While digital continues to grow in influence, there still appears to be a digital divide between what consumers’ desire and what the current grocery shopping experience offers. Despite digital’s expanding impact, the survey noted only 31 percent of grocery shoppers indicate that digital makes grocery shopping easier (versus 42 percent across other retail categories), offering a strong opportunity for those companies who can improve the experience.
What grocery consumers want: convenience, curation and integration
Digital now permeates the grocery path to purchase by influencing shoppers’ awareness, selection, purchase and loyalty, and in turn is driving new and evolving consumer habits:
- More than three-quarters (77 percent) of consumers surveyed use digital touchpoints such as recipe websites and blogs to drive awareness and find inspiration.
- Eighty percent of respondents have used a digital device to browse or research grocery products, tapping sources like manufacturer and grocery retailer websites.
- Nearly 3 in 10 (29 percent) of respondents try products based on online recommendations and reviews, seeking answers from blogs and social media posts alongside online product reviews and loyalty apps.
- Consumers who embrace digital options — such as on-demand local delivery, in-store coupons and instant rebates or mobile checkout — before or during a shopping experience end up converting 9 percent more often than those who shy away from digital leading up to their purchase decision.
Additionally, grocery retailers’ mobile apps lead over consumer products’ brand apps, with 41 percent of respondents turning to grocery retailers’ apps compared to roughly one-quarter (27 percent) who use a consumer product company’s app. This leaves ample opportunity for brands to innovate through digital technologies and deliver compelling grocery experiences. Mobile, for example, is driving the convergence of consumer and shopper behavior and expectations, with roughly one-third (34 percent) of respondents saying they use a smartphone to help choose a brand during a shopping trip.
“Digital is expected to play an even bigger role in delivering the experiences shoppers’ desire,” said Rich Nanda, principal, Deloitte Consulting LLP and U.S. consumer products corporate strategy and growth leader. “However, many consumer products companies and their retail partners have yet to take full advantage of the opportunity, potentially leaving money on the table.”
Delivering on the new digital imperative
To deliver on the new digital imperative, drive brand engagement and win in today’s digital, omnichannel marketplace, consumer products companies should consider transforming how they operate day to day to become faster, more granular and more connected within a digital-first world. As well, consumer products companies should integrate and coordinate across their functional silos to align with a converged world where consumers can shop at any given moment and where the lines blur between digital and physical marketing, consumer and shopper, and online and offline purchases.
Digital’s continued rise in influence has the opportunity to present substantial opportunities for both grocery retailers and consumer products companies by way of further increasing consumer spend, but only if they can quickly adapt.

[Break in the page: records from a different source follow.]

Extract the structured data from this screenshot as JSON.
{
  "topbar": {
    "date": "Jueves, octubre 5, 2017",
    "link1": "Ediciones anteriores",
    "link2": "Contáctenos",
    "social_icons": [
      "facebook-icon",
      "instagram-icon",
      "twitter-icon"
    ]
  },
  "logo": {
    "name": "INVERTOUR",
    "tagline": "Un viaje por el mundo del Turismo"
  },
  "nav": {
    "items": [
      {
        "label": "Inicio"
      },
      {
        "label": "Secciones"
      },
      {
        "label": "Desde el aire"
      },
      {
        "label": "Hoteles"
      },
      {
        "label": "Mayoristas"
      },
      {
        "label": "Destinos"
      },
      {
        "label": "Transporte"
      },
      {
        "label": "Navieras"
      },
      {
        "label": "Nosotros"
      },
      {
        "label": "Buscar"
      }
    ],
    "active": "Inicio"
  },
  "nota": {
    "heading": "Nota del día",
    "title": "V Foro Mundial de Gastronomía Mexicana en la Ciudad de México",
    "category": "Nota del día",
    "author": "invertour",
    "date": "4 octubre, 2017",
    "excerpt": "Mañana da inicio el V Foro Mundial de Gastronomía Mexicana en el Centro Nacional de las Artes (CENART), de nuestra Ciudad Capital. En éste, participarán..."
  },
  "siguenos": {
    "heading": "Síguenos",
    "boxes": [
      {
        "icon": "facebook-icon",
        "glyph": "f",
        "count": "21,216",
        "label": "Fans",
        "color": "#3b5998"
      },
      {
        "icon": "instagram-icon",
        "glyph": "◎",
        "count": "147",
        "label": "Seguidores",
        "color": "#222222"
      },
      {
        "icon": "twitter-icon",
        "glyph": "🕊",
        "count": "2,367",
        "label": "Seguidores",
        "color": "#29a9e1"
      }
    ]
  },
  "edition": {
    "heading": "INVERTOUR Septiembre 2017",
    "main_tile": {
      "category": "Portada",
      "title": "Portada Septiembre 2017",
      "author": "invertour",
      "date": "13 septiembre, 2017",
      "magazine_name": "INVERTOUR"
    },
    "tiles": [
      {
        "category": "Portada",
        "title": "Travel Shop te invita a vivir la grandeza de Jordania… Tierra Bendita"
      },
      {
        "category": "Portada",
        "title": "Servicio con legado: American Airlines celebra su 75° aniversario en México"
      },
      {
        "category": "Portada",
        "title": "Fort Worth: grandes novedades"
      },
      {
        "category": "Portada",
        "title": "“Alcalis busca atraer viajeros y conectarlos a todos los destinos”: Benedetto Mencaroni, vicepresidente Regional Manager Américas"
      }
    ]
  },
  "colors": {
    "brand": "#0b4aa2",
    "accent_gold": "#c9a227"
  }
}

Those consumer products companies who are slower to react to this changing landscape may go home hungry.
About the survey
The Grocery Digital Divide and Grocery Experience surveys were commissioned by Deloitte and conducted online by an independent research company Nov. 3-18, 2016. The surveys polled national samples of 2,011 and 2,027 random consumers, respectively. Data was collected and weighted to be representative of the U.S. Census for gender, age, income and ethnicity; and have a margin of error of 2 percent.